They're Practically Giving Apple Away
Tim Cook, who has famously told investors he doesn't care about his stock price, actually cares a lot about his stock price.
With a $50 billion share buyback fueled by cheap debt, plus a higher dividend, Cook signaled to investors when he released earnings on April 23 that Apple is determined to raise its share price.
Since that announcement, it's up 13%. That's better than Microsoft, which is up just 10% in that time. But go back a month and Microsoft's gains are 17%, Apple's just 9%. Apple is practically having to pay people to hold its stock in order to keep up with its Redmond rival.
What's going on? Microsoft isn't paying people to own its stock. It's not gaining market share. Apple is doing both, yet it lags.
The truth is that, in technology, no one cares about what you've done but what you're going to do. The goodwill that's such a fungible commodity in every business means everything in technology. It's all about what they think you're going to do for them, not even what you have done. Despite everything Apple tries, most analysts don't think it's about to do much. The hype is about Google Glass, not the iPhone 6, or the 5S, or even the possibility of an Apple TV. Even MacWorld, which covers Apple exclusively, is bemoaning the sad state of the Apple rumor pipeline, even while noting that the iPod, which defined the company, wasn't even a rumor until a week before it was unveiled.
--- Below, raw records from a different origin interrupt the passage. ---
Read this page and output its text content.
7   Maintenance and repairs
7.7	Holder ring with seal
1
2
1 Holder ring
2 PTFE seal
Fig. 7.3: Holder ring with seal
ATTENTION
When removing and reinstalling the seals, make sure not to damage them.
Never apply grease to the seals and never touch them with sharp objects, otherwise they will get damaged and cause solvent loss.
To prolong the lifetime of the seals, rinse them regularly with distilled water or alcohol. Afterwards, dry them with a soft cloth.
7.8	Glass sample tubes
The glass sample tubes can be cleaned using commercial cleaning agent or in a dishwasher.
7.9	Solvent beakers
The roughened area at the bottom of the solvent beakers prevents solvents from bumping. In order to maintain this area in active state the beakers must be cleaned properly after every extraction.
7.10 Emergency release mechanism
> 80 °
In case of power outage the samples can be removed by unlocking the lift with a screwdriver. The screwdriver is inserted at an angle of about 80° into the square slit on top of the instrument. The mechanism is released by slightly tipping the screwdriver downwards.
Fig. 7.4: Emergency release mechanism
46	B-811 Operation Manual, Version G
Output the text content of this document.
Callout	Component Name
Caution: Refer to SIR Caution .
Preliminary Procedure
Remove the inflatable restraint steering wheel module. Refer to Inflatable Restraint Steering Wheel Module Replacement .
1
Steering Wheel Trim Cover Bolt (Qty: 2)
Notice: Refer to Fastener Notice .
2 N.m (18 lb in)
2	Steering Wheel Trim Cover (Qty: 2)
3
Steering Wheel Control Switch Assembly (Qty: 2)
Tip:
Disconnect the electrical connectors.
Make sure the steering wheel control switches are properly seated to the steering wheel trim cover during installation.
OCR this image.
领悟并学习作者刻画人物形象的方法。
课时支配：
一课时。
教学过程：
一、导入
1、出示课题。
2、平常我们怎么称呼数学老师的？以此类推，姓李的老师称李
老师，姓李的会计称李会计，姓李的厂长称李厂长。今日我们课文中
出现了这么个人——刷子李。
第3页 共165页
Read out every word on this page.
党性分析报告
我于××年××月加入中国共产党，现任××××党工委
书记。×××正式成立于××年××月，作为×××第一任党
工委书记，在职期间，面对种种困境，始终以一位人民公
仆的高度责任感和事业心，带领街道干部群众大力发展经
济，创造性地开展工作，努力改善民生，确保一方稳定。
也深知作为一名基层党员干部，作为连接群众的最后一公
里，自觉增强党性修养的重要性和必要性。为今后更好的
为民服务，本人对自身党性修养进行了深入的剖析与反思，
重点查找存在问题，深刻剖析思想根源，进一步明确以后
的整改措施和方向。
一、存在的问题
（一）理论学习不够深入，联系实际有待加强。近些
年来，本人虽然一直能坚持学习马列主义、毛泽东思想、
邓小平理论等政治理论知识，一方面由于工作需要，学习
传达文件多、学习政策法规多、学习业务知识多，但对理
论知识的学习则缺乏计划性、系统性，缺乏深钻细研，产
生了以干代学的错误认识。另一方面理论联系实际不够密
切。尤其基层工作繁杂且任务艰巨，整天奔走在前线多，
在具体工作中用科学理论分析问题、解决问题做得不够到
But Apple has grown more than 10%, year over year, as reported in its latest earnings statement. It still sports operating margins of 25%. It's now number six on the Fortune 500, up from number 17 a year ago. (Microsoft, by contrast, is number 35.)
Put a market multiple of 14.5 on the $41.89 in earnings Apple achieved in the last four quarters and this is a $600 stock. If it can even achieve the multiples of IBM it's a $550 stock, a price I consider fair. Microsoft, by contrast, is already trading at a premium to that, a hefty premium, with a PE of 17.36. Google, meanwhile, is trading at over 25 times earnings.
What's going on? The market doesn't think Apple can keep things going at the rate they're going. The market assumes that Google is going to blow them out of the water with Android, that Amazon is about to out-do them in sales of content, that Microsoft is about to stage a comeback, and that Apple's future is less vital to its past.
That's possible, but it's all speculation. Apple is still opening Apple stores, it's as The Inquirer notes diversifying away from its dependence on Samsung for chips, and it has expenses under control.
The $50 billion in buybacks will, over the course of the next year, take out about 10% of the common. This means an increase in earnings per share is baked in, if the company even matches its current execution.
From its current price, then, I think Apple has at least another 20% to run before it reaches a market value even somewhat equivalent to its main competitors. Maybe I'm crazy, but I'd still rather own Apple than any other tech stock on the board right now.